Dr. Jason Eberhart-Phillips isn’t the only one who should disapprove of a restriction included in the contract he was offered to become Spokane County’s next health officer. The residents who would have been his ultimate boss should object, too.
The absence of severance pay in the proposal is pretty much between the doctor and the board of the Spokane Regional Health District. But a requirement that he “seek the concurrence of the SRHD Board of Health prior to taking a public position on potentially controversial issues surrounding public health” was not in the community’s interest.
The district’s clumsy parting with former health officer Dr. Kim Thorburn two years ago still seems to be on the board’s mind. Thorburn, never one to conceal her views, had a relationship with her overseers that was prickly at times. That contributed to her dismissal, which was accompanied by $125,000 in severance pay.
Thorburn’s firing had nothing to do with her credentials and capability. Rather, it was attributed to communication and administrative concerns. Gov. Chris Gregoire had appointed her chairperson of the state Board of Health, and even some of those doing the firing had complimentary words for her professional skill and expertise. Still, when the board convened at a forum to hear Thorburn make a public statement in her own behalf, it refused to let community members speak.
It’s been two years since Thorburn’s firing, and, as Dr. Ed Gray, health officer for Stevens, Pend Oreille and Ferry counties, predicted at the time, it has proved hard to fill a vacancy created under such circumstances. That’s evidenced by a paucity of candidates and Eberhart-Phillips’ decision to turn down the Spokane County offer.
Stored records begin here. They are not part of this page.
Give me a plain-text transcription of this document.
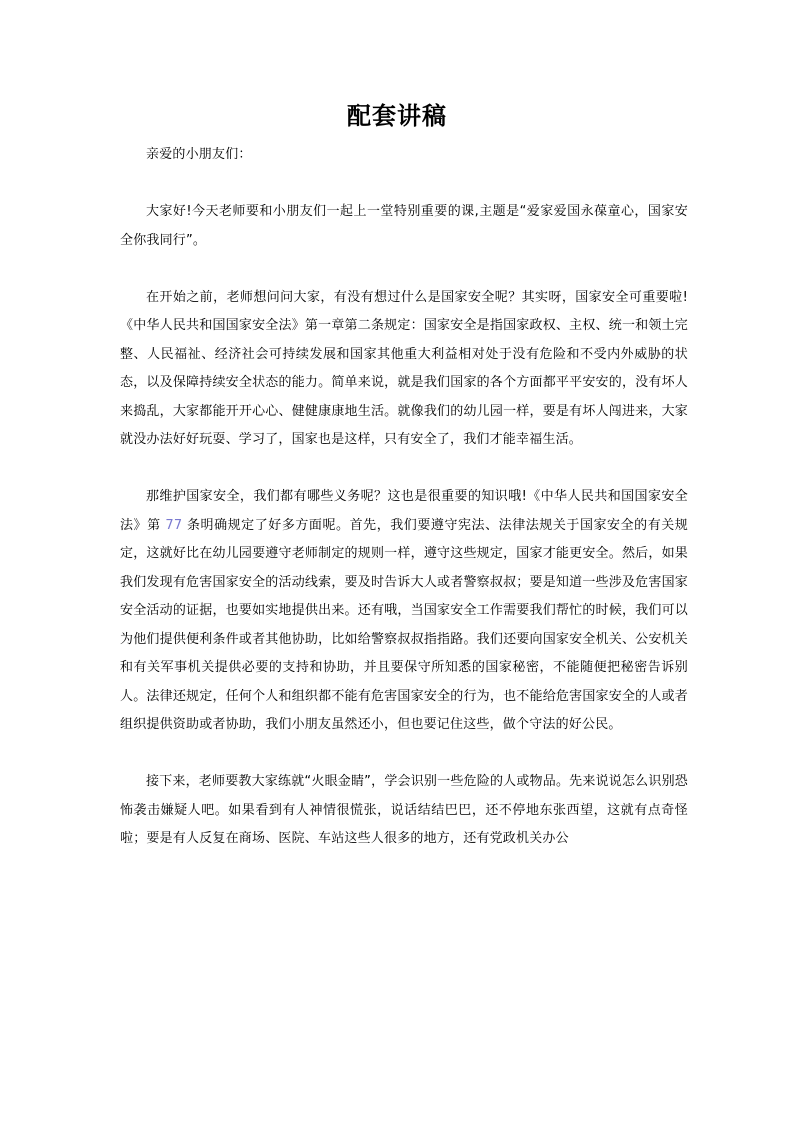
配套讲稿

亲爱的小朋友们：

大家好!今天老师要和小朋友们一起上一堂特别重要的课,主题是“爱家爱国永葆童心，国家安全你我同行”。

在开始之前，老师想问问大家，有没有想过什么是国家安全呢？其实呀，国家安全可重要啦!《中华人民共和国国家安全法》第一章第二条规定：国家安全是指国家政权、主权、统一和领土完整、人民福祉、经济社会可持续发展和国家其他重大利益相对处于没有危险和不受内外威胁的状态，以及保障持续安全状态的能力。简单来说，就是我们国家的各个方面都平平安安的，没有坏人来捣乱，大家都能开开心心、健健康康地生活。就像我们的幼儿园一样，要是有坏人闯进来，大家就没办法好好玩耍、学习了，国家也是这样，只有安全了，我们才能幸福生活。

那维护国家安全，我们都有哪些义务呢？这也是很重要的知识哦!《中华人民共和国国家安全法》第 77 条明确规定了好多方面呢。首先，我们要遵守宪法、法律法规关于国家安全的有关规定，这就好比在幼儿园要遵守老师制定的规则一样，遵守这些规定，国家才能更安全。然后，如果我们发现有危害国家安全的活动线索，要及时告诉大人或者警察叔叔；要是知道一些涉及危害国家安全活动的证据，也要如实地提供出来。还有哦，当国家安全工作需要我们帮忙的时候，我们可以为他们提供便利条件或者其他协助，比如给警察叔叔指指路。我们还要向国家安全机关、公安机关和有关军事机关提供必要的支持和协助，并且要保守所知悉的国家秘密，不能随便把秘密告诉别人。法律还规定，任何个人和组织都不能有危害国家安全的行为，也不能给危害国家安全的人或者组织提供资助或者协助，我们小朋友虽然还小，但也要记住这些，做个守法的好公民。

接下来，老师要教大家练就“火眼金睛”，学会识别一些危险的人或物品。先来说说怎么识别恐怖袭击嫌疑人吧。如果看到有人神情很慌张，说话结结巴巴，还不停地东张西望，这就有点奇怪啦；要是有人反复在商场、医院、车站这些人很多的地方，还有党政机关办公
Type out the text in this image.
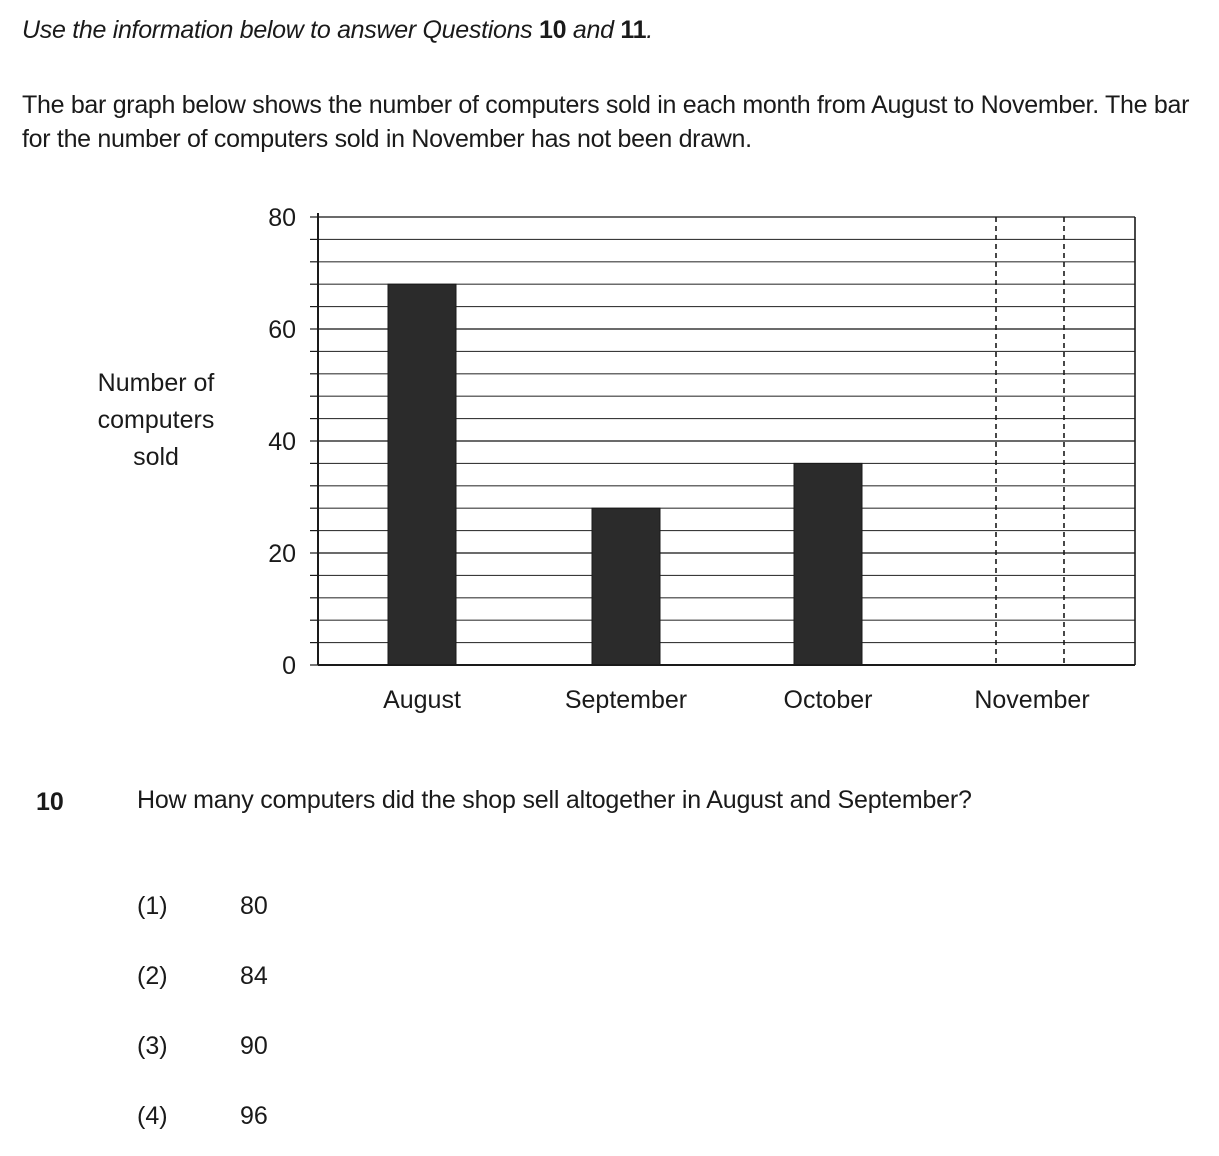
Use the information below to answer Questions 10 and 11.
The bar graph below shows the number of computers sold in each month from August to November. The bar for the number of computers sold in November has not been drawn.
0
20
40
60
80
Number of
computers
sold
August	September	October	November
10	How many computers did the shop sell altogether in August and September?
(1)	80
(2)	84
(3)	90
(4)	96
The board, dominated by elected officials, is sensitive to public dissension. It’s no surprise that it might want to avoid discomfort like that sometimes wrought by Thorburn’s no-nonsense candor.
But politicians’ interest in shaping public perceptions can’t trump the community’s unfiltered access to frank talk about matters of public health. If that foments tension between the board and its health officer, better that it play out in public, so residents can reach their own conclusions. If it comes to terminating Thorburn’s successor, let it happen in the glow of full accountability.
It is unclear as to how fully the language of the proposed contract was intended to stifle Eberhart-Phillips, but the words, as drafted, speak volumes. They are likely to make the job even more difficult to fill.